Growing up I never ate anything remotely resembling a banana bread or cake. Not because I was fussy or wouldn't try it but because Mum thought she didn't like it. We made and ate almost every other vegetable or fruit cake in existence but not banana.
That is until recently when my sister had some at a friends house and then requested that mum make some so she could have it for breakfast. Since that day (about a year ago now) there has not been more than day go by when we have not at at lease one loaf of banana bread in the house! Mum found out that despite what she thought she actually loves it, mostly warm with maple syrup and crushed walnuts on the top!
This is the recipe for the bread I made this week. I think it has turned out the best of all the ones we have made (gluten free and not). It rose really well, is not dense and it moist. Best of all it is fat and sugar free! (if you think it isnt sweet enough add 1/4 cup brown sugar)

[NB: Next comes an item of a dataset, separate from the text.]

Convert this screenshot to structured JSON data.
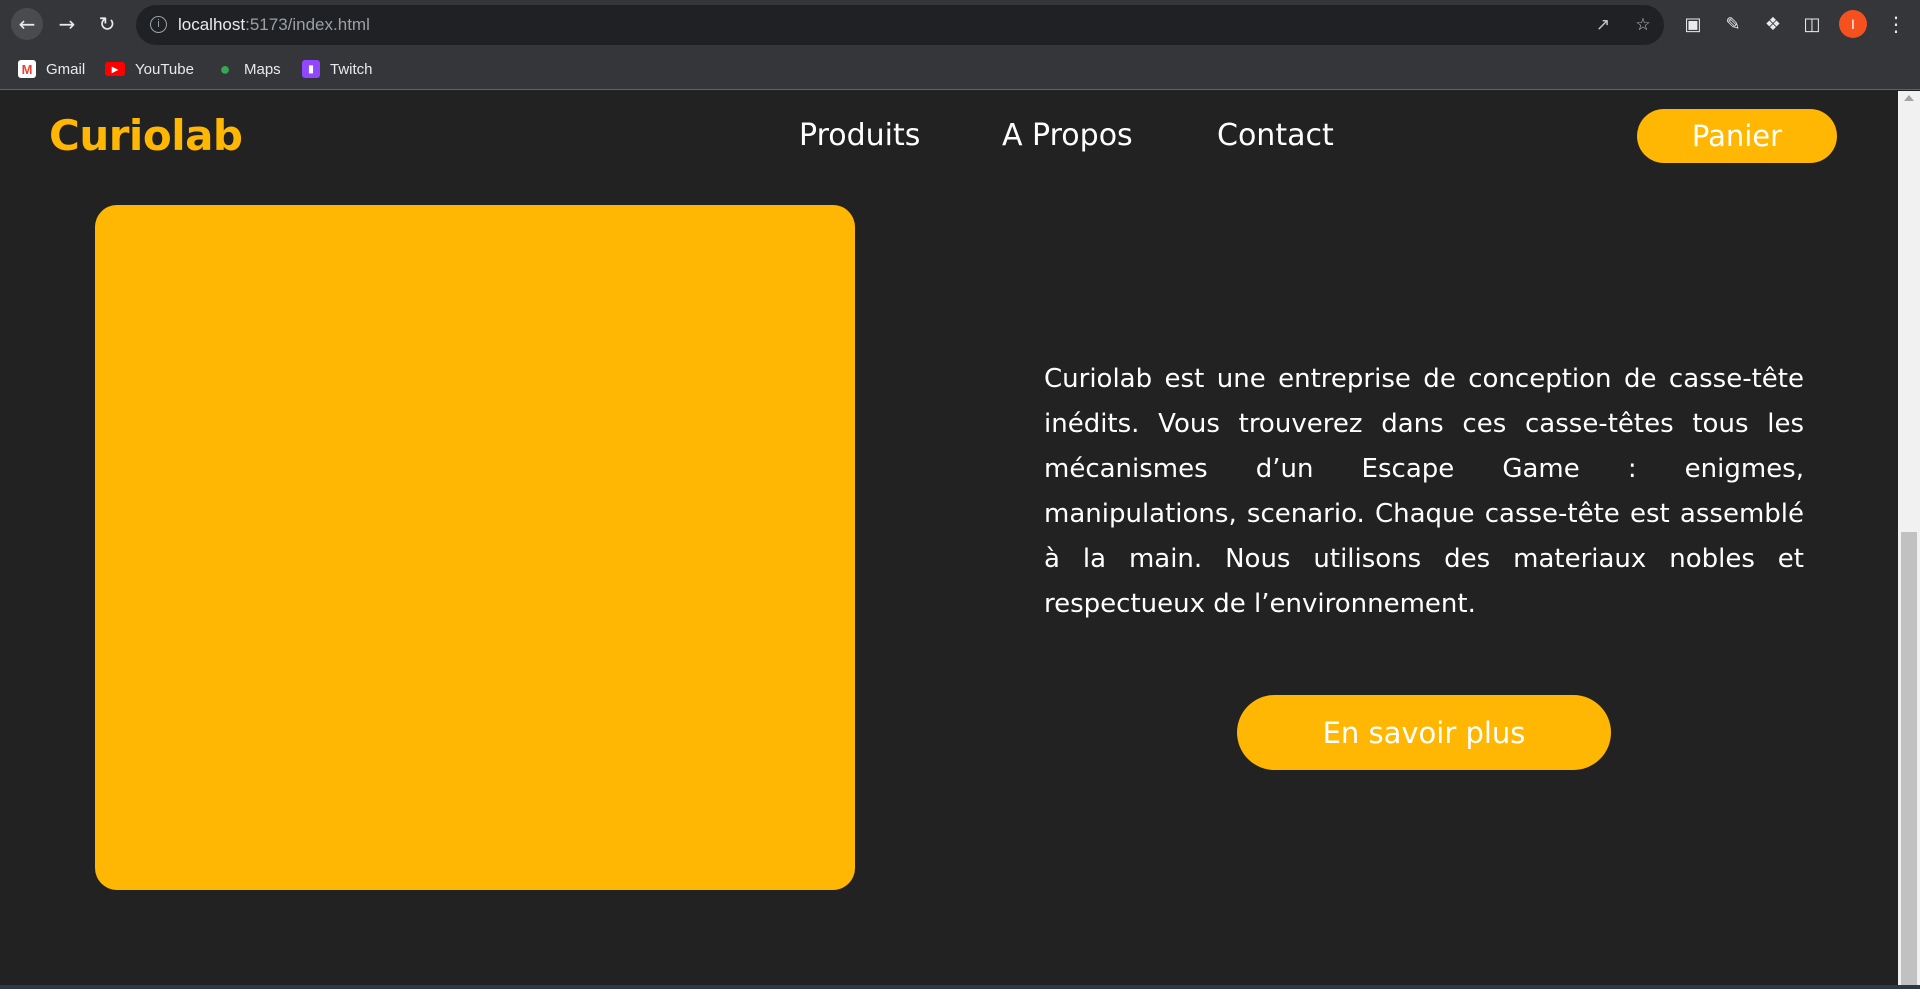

I have adapted the recipe from a gluten filled one in Good Taste magazine.
Date, Walnut & Banana Bread
150g (1 cup) chopped dried pitted dates
250ml (1 cup) water
320g (2 cups) of your favorite gluten free self-raising flour mix
260g (1 cup) mashed ripe banana
55g (1/2 cup) chopped walnut halves
1/2 tsp baking powder
1 tsp vanilla essence
1/2 tsp mixed spice
Preheat oven to 180°C. Line a 14 x 21cm loaf pan (base measurement) with baking paper.
Combine dates and water in a saucepan over low heat. Cook, stirring, for 2 minutes. Increase heat to medium and bring to the boil. Remove from heat.
Add flour, banana, walnuts and bicarbonate of soda, vanilla essence and mixed spice and stir until combined. Spoon into prepared pan and smooth surface with the back of the spoon. Bake in pre-heated oven for 40 minutes or until a skewer inserted into the centre comes out clean. Remove from oven and set aside for 5 minutes to cool before turning onto a wire rack. Serve warm or at room temperature, or if your like my mum, with maple syrup and extra walnuts!